The tendency with all relationships is to find the smoothest interaction; the least amount of friction. A couple that is Christian but that comes from different denominations will tend to fall to the denomination that is less strict, less faithful to the word of God, unless the other spouse is especially adamant about their faith and doctrine. A couple in which one is Christian and the other is not will tend to fall completely away from religion altogether—again, unless extraordinary faith is involved.
But we also have the warning from Scripture that marrying for the wrong reason does not please God. When Esau learned that his parents were displeased when he married a Hittite and a Hivite, he married a granddaughter of Abraham (his second cousin) to try and please his father. However, “whatever Esau was doing he was doing hypocritically and deceitfully” (Luther, LW 7:199).

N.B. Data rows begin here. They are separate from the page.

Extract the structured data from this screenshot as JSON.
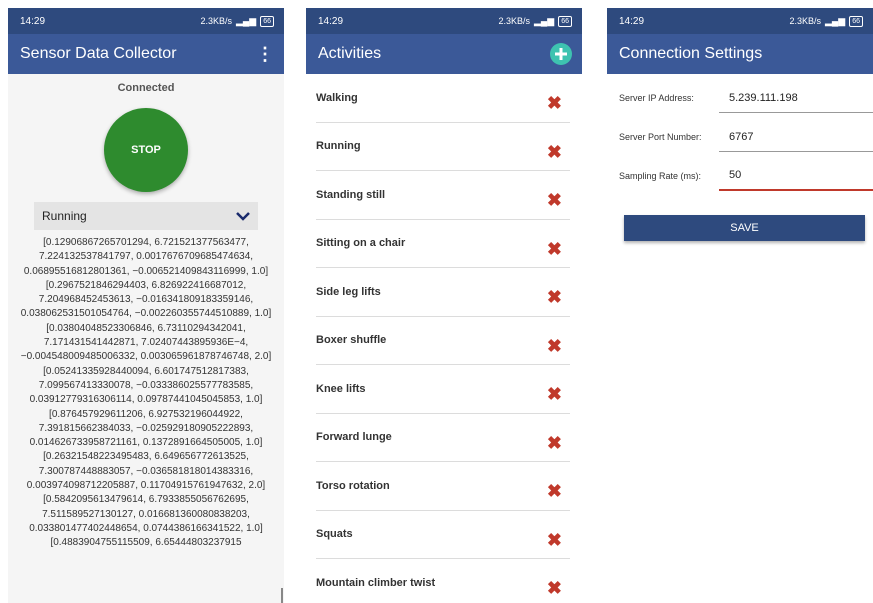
{
  "status_bar": {
    "time": "14:29",
    "speed": "2.3KB/s",
    "battery": "66"
  },
  "collector": {
    "title": "Sensor Data Collector",
    "menu_icon": "⋮",
    "connection_status": "Connected",
    "stop_label": "STOP",
    "selected_activity": "Running",
    "readings": [
      "[0.12906867265701294, 6.721521377563477, 7.224132537841797, 0.0017676709685474634, 0.06895516812801361, −0.006521409843116999, 1.0]",
      "[0.2967521846294403, 6.826922416687012, 7.204968452453613, −0.016341809183359146, 0.038062531501054764, −0.002260355744510889, 1.0]",
      "[0.03804048523306846, 6.73110294342041, 7.171431541442871, 7.02407443895936E−4, −0.004548009485006332, 0.003065961878746748, 2.0]",
      "[0.05241335928440094, 6.601747512817383, 7.099567413330078, −0.033386025577783585, 0.03912779316306114, 0.09787441045045853, 1.0]",
      "[0.876457929611206, 6.927532196044922, 7.391815662384033, −0.025929180905222893, 0.014626733958721161, 0.1372891664505005, 1.0]",
      "[0.26321548223495483, 6.649656772613525, 7.300787448883057, −0.036581818014383316, 0.003974098712205887, 0.11704915761947632, 2.0]",
      "[0.5842095613479614, 6.7933855056762695, 7.511589527130127, 0.016681360080838203, 0.033801477402448654, 0.0744386166341522, 1.0]",
      "[0.4883904755115509, 6.65444803237915"
    ]
  },
  "activities": {
    "title": "Activities",
    "items": [
      {
        "label": "Walking"
      },
      {
        "label": "Running"
      },
      {
        "label": "Standing still"
      },
      {
        "label": "Sitting on a chair"
      },
      {
        "label": "Side leg lifts"
      },
      {
        "label": "Boxer shuffle"
      },
      {
        "label": "Knee lifts"
      },
      {
        "label": "Forward lunge"
      },
      {
        "label": "Torso rotation"
      },
      {
        "label": "Squats"
      },
      {
        "label": "Mountain climber twist"
      }
    ],
    "delete_icon": "✖"
  },
  "settings": {
    "title": "Connection Settings",
    "ip_label": "Server IP Address:",
    "ip_value": "5.239.111.198",
    "port_label": "Server Port Number:",
    "port_value": "6767",
    "rate_label": "Sampling Rate (ms):",
    "rate_value": "50",
    "save_label": "SAVE"
  },
  "colors": {
    "appbar": "#3b5998",
    "statusbar": "#2e4a7e",
    "stop_button": "#2e8b2e",
    "delete_icon": "#c0392b",
    "add_button": "#3ec3b0"
  }
}
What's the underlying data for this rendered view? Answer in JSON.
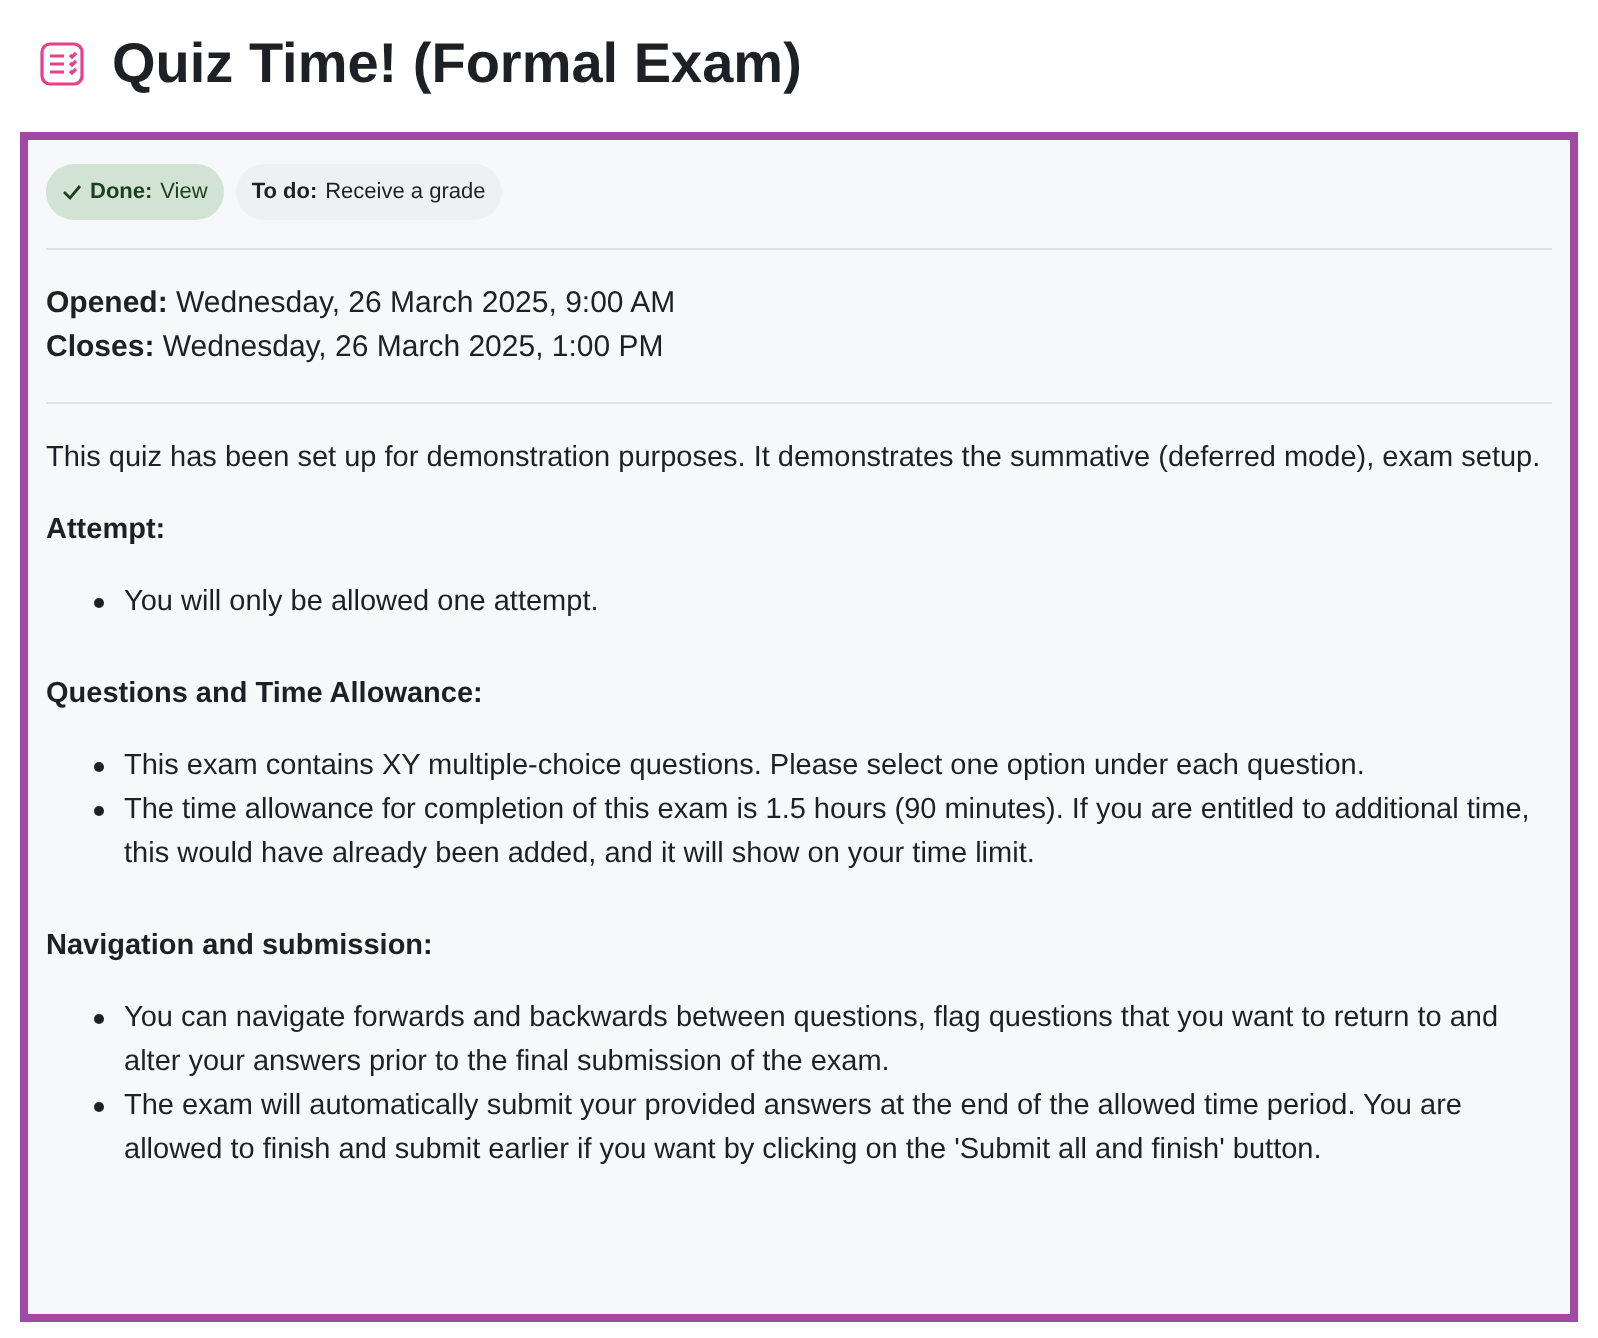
{
  "title": "Quiz Time! (Formal Exam)",
  "completion": [
    {
      "label": "Done:",
      "value": "View",
      "done": true
    },
    {
      "label": "To do:",
      "value": "Receive a grade",
      "done": false
    }
  ],
  "dates": [
    {
      "label": "Opened:",
      "value": "Wednesday, 26 March 2025, 9:00 AM"
    },
    {
      "label": "Closes:",
      "value": "Wednesday, 26 March 2025, 1:00 PM"
    }
  ],
  "intro": "This quiz has been set up for demonstration purposes. It demonstrates the summative (deferred mode), exam setup.",
  "sections": [
    {
      "heading": "Attempt:",
      "items": [
        "You will only be allowed one attempt."
      ]
    },
    {
      "heading": "Questions and Time Allowance:",
      "items": [
        "This exam contains XY multiple-choice questions. Please select one option under each question.",
        "The time allowance for completion of this exam is 1.5 hours (90 minutes). If you are entitled to additional time, this would have already been added, and it will show on your time limit."
      ]
    },
    {
      "heading": "Navigation and submission:",
      "items": [
        "You can navigate forwards and backwards between questions, flag questions that you want to return to and alter your answers prior to the final submission of the exam.",
        "The exam will automatically submit your provided answers at the end of the allowed time period. You are allowed to finish and submit earlier if you want by clicking on the 'Submit all and finish' button."
      ]
    }
  ]
}
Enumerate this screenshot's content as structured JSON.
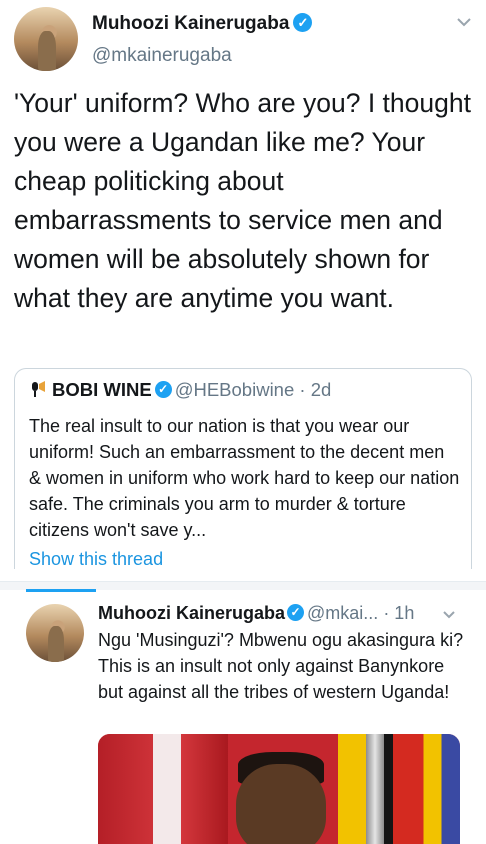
{
  "tweet": {
    "author_name": "Muhoozi Kainerugaba",
    "author_handle": "@mkainerugaba",
    "text": "'Your' uniform? Who are you? I thought you were a Ugandan like me? Your cheap politicking about embarrassments to service men and women will be absolutely shown for what they are anytime you want."
  },
  "quote": {
    "author_name": "BOBI WINE",
    "author_handle": "@HEBobiwine",
    "time": "· 2d",
    "text": "The real insult to our nation is that you wear our uniform! Such an embarrassment to the decent men & women in uniform who work hard to keep our nation safe. The criminals you arm to murder & torture citizens won't save y...",
    "show_thread": "Show this thread"
  },
  "reply": {
    "author_name": "Muhoozi Kainerugaba",
    "author_handle": "@mkai...",
    "time": "· 1h",
    "text": "Ngu 'Musinguzi'? Mbwenu ogu akasingura ki? This is an insult not only against Banynkore but against all the tribes of western Uganda!"
  },
  "icons": {
    "verified": "verified-check-icon",
    "caret": "chevron-down-icon",
    "mic": "microphone-icon"
  },
  "colors": {
    "link": "#1b95e0",
    "verified": "#1da1f2",
    "handle": "#657786",
    "text": "#14171a"
  }
}
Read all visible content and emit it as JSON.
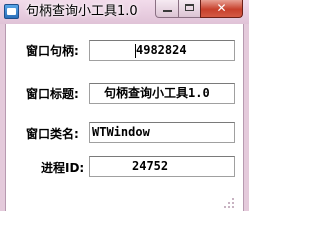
{
  "window": {
    "title": "句柄查询小工具1.0",
    "close_glyph": "✕"
  },
  "fields": {
    "handle": {
      "label": "窗口句柄:",
      "value": "4982824"
    },
    "window_title": {
      "label": "窗口标题:",
      "value": "句柄查询小工具1.0"
    },
    "class_name": {
      "label": "窗口类名:",
      "value": "WTWindow"
    },
    "process_id": {
      "label": "进程ID:",
      "value": "24752"
    }
  }
}
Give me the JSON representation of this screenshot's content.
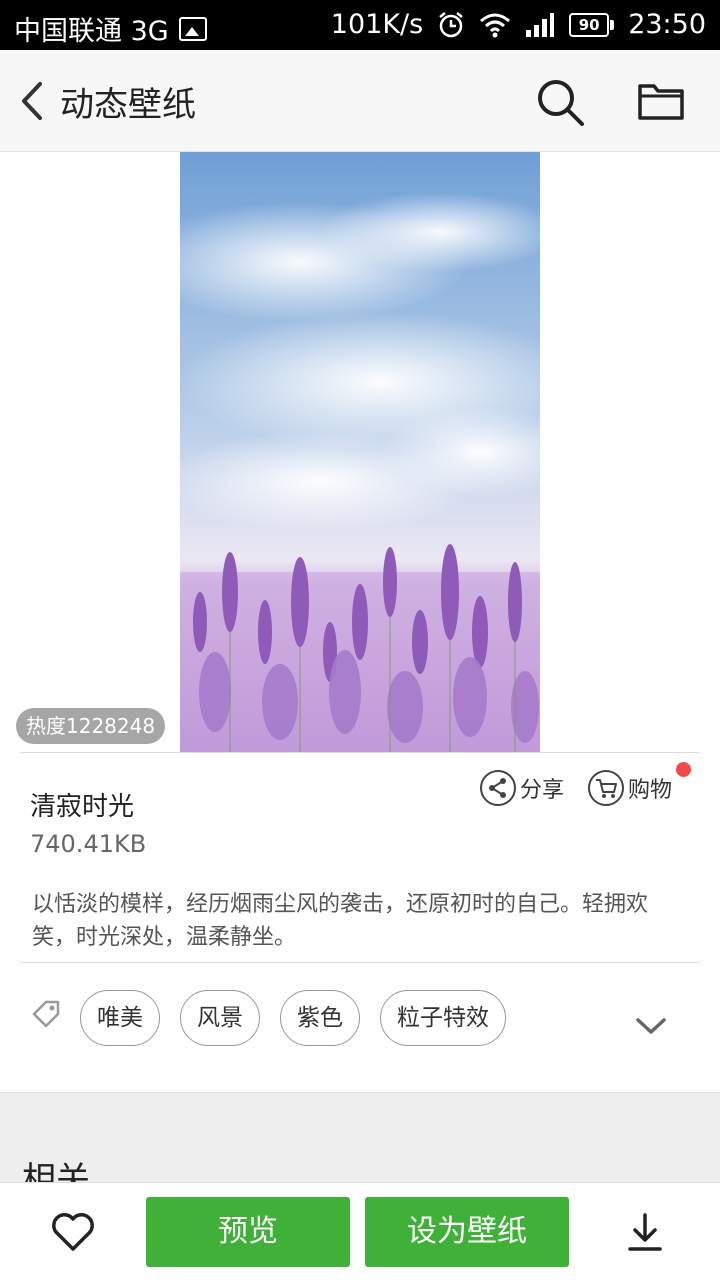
{
  "status_bar": {
    "carrier": "中国联通 3G",
    "speed": "101K/s",
    "battery": "90",
    "time": "23:50"
  },
  "header": {
    "title": "动态壁纸"
  },
  "wallpaper": {
    "heat": "热度1228248",
    "name": "清寂时光",
    "size": "740.41KB",
    "description": "以恬淡的模样，经历烟雨尘风的袭击，还原初时的自己。轻拥欢笑，时光深处，温柔静坐。"
  },
  "actions": {
    "share_label": "分享",
    "shop_label": "购物"
  },
  "tags": [
    "唯美",
    "风景",
    "紫色",
    "粒子特效"
  ],
  "related": {
    "title": "相关"
  },
  "bottom": {
    "preview_label": "预览",
    "set_label": "设为壁纸"
  },
  "colors": {
    "accent_green": "#3fb138",
    "badge_red": "#f24a4a"
  }
}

He didn’t marry his cousin so that she would guide his other two wives toward the faith of Abraham. And Esau’s descendants the Edomites worshiped false gods from this time all the way down to the days of Herod the Great and his idolatry (2 Chronicles 25:14). The Lord warns about those outside the faith: “You must not intermarry with them, because they will surely turn your hearts after their gods” (1 Kings 11:2).
When we consider the three blessings of marriage, we should also ask ourselves about how we receive and use those blessings.
First: Marriage brings loving companionship. “He has taken me to the banquet hall, and his banner over me is love” (Song of Solomon 2:4). How can this companionship thrive as God’s blessing if the marriage couple turns away from God, or gives up worshiping God and praying together?
Second: In marriage, God blesses us with sexual happiness. “This is my lover, this is my friend” (Song 5:16). How can this sexual union please God if the couple descend into unbelief and enjoy one another’s bodies but reject the creator who blessed them?
Third: In marriage, God blesses us with children. “From my mother’s womb you have been my God” (Psalm 22:10). How can we please God with these children if we do not lead them to Christ? Jesus warned: “If anyone causes one of these little ones who believe in me to sin, it would be better for him to have a large millstone hung around his neck and to be drowned in the depths of the sea” (Matthew 18:6).
If you are married, praise God for a godly spouse! If you are not, pray that God would give you a godly spouse! Who can find a heroic wife? She is far more precious than rubies (Proverbs 31:10).